【Kaggle-MNIST之路】CNN結構再改進+交叉熵損失函式(六)
阿新 • • 發佈:2018-11-21
簡述
- 這裡再添加了一個卷積層。用一個kernal=4的卷積層做一個卷積之後,再做對映。
- 基於之前的一個版本
- 【Kaggle-MNIST之路】CNN結構改進+改進過的損失函式(五)
- 成績:0.9898
- 排名:1000+
程式碼
- 注意,下一個版本會重新安排架構。
- 這是本次架構的最後一個版本了。
import pandas as pd
import torch.utils.data as data
import torch
import torch.nn as nn
file = './all/train.csv'
LR = 0.01
class MNISTCSVDataset(data.Dataset):
def __init__(self, csv_file, Train=True):
self.dataframe = pd.read_csv(csv_file, iterator=True)
self.Train = Train
def __len__(self):
if self.Train:
return 42000
else:
return 28000
def __getitem__ (self, idx):
data = self.dataframe.get_chunk(100)
ylabel = data['label'].as_matrix().astype('float')

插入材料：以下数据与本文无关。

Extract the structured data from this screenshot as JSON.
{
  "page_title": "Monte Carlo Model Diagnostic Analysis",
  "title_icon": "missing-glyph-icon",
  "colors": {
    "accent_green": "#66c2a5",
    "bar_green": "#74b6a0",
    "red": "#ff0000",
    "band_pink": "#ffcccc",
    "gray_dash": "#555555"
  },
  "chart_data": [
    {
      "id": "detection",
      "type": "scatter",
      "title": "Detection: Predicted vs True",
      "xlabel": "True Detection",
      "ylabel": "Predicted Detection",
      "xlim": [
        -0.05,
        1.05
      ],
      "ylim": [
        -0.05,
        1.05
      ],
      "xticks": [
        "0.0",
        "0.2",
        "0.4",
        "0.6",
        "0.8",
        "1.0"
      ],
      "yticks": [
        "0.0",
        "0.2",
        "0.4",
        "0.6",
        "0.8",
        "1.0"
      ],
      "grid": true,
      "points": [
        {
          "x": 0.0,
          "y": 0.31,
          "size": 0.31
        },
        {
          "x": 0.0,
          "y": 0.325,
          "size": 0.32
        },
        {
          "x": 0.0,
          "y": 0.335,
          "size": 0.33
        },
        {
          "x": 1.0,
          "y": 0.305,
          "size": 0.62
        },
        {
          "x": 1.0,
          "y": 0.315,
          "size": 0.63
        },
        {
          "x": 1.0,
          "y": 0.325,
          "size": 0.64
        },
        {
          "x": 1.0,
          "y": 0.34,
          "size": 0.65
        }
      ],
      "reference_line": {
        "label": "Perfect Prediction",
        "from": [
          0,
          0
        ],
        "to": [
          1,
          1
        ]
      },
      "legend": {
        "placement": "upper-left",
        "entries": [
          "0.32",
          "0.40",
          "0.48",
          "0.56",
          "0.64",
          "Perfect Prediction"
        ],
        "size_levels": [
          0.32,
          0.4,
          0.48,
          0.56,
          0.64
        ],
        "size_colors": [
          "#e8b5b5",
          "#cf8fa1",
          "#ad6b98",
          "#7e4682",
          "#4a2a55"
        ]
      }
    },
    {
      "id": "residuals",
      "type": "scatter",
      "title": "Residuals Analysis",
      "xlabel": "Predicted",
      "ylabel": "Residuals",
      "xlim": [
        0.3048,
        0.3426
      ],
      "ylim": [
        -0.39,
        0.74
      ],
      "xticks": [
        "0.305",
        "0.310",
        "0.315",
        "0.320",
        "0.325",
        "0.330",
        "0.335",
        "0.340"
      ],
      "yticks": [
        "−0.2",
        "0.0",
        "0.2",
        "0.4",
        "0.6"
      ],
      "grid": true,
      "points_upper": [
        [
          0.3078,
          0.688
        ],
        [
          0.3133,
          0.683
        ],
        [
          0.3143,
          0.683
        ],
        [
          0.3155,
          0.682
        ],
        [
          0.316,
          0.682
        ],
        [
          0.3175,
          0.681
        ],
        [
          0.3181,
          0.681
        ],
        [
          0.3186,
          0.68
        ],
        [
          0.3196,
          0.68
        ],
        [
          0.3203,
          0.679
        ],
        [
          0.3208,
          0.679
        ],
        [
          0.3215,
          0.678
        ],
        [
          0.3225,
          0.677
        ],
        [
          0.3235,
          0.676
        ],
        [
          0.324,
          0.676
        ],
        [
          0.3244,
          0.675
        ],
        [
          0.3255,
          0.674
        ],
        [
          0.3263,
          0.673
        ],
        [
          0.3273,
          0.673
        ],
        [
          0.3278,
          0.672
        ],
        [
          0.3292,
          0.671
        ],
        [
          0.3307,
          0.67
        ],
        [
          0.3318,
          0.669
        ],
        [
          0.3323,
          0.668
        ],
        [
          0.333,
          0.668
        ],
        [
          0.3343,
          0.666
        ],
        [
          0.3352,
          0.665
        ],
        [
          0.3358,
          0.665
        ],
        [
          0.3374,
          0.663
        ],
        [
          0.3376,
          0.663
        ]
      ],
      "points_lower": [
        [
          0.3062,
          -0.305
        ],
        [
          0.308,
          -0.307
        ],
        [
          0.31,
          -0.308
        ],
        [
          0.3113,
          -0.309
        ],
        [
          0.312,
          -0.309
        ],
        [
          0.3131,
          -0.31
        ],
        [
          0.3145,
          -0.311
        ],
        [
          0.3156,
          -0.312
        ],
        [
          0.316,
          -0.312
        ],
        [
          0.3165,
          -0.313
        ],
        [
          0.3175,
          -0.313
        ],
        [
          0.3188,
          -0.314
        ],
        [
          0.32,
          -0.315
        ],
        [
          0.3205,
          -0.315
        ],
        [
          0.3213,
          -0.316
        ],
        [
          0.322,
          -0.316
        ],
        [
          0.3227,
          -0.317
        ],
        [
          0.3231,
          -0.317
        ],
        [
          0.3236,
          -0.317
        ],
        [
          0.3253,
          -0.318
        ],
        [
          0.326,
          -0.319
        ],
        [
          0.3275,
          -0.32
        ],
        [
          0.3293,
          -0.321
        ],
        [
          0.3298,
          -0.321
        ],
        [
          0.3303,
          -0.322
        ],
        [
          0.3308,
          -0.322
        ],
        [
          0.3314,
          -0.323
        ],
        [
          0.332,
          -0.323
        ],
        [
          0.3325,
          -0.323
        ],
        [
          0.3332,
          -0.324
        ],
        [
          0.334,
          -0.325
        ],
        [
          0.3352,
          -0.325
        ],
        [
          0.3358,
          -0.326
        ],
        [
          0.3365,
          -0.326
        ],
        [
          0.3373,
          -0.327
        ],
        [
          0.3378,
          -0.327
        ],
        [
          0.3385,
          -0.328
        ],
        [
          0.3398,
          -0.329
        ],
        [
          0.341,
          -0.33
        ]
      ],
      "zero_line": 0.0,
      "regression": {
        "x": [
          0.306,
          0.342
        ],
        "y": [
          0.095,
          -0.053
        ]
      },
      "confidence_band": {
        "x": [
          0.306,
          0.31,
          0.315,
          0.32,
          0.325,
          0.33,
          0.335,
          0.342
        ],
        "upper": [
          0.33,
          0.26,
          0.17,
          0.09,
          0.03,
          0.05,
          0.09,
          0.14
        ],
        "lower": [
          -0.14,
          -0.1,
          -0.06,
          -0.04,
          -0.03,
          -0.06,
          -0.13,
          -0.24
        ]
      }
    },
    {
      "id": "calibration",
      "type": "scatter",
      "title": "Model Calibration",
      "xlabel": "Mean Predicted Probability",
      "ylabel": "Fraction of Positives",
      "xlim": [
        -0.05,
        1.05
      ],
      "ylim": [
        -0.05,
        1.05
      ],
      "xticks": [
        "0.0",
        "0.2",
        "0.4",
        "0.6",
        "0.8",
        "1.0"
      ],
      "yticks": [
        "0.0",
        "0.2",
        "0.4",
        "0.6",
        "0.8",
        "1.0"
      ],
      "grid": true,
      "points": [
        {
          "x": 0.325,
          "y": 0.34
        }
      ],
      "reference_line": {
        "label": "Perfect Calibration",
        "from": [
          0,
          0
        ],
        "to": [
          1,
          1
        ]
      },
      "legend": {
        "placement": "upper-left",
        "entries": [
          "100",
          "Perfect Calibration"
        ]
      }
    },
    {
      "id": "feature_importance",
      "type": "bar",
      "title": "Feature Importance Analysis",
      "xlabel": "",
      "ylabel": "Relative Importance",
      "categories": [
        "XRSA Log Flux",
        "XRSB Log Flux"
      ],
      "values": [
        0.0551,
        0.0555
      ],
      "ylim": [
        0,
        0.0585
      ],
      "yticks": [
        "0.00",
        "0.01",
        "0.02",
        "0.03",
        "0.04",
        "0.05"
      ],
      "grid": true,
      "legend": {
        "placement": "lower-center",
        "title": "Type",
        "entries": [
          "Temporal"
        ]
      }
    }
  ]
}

xdata = data.ix[:, 1:].as_matrix().astype('float')
return ylabel, xdata
class CNN(nn.Module):
def __init__(self):
super(CNN, self).__init__()
self. layer1 = nn.Sequential(
# (1, 28, 28)
nn.Conv2d(
in_channels=1,
out_channels=32,
kernel_size=3, # 卷積filter, 移動塊長
stride=1, # filter的每次移動步長
),
nn.ReLU(),
nn.BatchNorm2d(32),
nn.Conv2d(
in_channels=32,
out_channels=32,
kernel_size=3, # 卷積filter, 移動塊長
stride=1, # filter的每次移動步長
),
nn.ReLU(),
nn.BatchNorm2d(32),
nn.Conv2d(
in_channels=32,
out_channels=32,
kernel_size=5, # 卷積filter, 移動塊長
stride=2, # filter的每次移動步長
padding=2,
),
nn.ReLU(),
nn.BatchNorm2d(32),
nn.Dropout(0.4),
)
self.layer2 = nn.Sequential(
nn.Conv2d(
in_channels=32,
out_channels=64,
kernel_size=3, # 卷積filter, 移動塊長
stride=1, # filter的每次移動步長
),
nn.ReLU(),
nn.BatchNorm2d(64),
nn.Conv2d(
in_channels=64,
out_channels=64,
kernel_size=3, # 卷積filter, 移動塊長
stride=1, # filter的每次移動步長
),
nn.ReLU(),
nn.BatchNorm2d(64),
nn.Conv2d(
in_channels=64,
out_channels=64,
kernel_size=5, # 卷積filter, 移動塊長
stride=2, # filter的每次移動步長
padding=2,
),
nn.ReLU(),
nn.BatchNorm2d(64),
nn.Dropout(0.4),
)
self.layer3 = nn.Sequential(
nn.Conv2d(
in_channels=64,
out_channels=128,
kernel_size=4, # 卷積filter, 移動塊長
stride=1, # filter的每次移動步長
),
nn.ReLU(),
nn.BatchNorm2d(128),
)
self.layer4 = nn.Linear(128, 10)
def forward(self, x):
# print(x.shape)
x = self.layer1(x)
# print(x.shape)
x = self.layer2(x)
x = self.layer3(x)
x = x.view(x.size(0), -1)
x = self.layer4(x)
return x
net = CNN()
loss_function = nn.CrossEntropyLoss()
optimizer = torch.optim.Adam(net.parameters(), lr=LR)
EPOCH = 10
for epoch in range(EPOCH):
mydataset = MNISTCSVDataset(file)
train_loader = torch.utils.data.DataLoader(mydataset, batch_size=1, shuffle=True)
print('epoch %d' % epoch)
for step, (yl, xd) in enumerate(train_loader):
xd = xd.reshape(100, 1, 28, 28).float()
output = net(xd)
yl = yl.long()
loss = loss_function(output, yl.squeeze())
optimizer.zero_grad()
loss.backward()
optimizer.step()
if step % 40 == 0:
print('step %d' % step, loss)
torch.save(net, 'divided-net.pkl')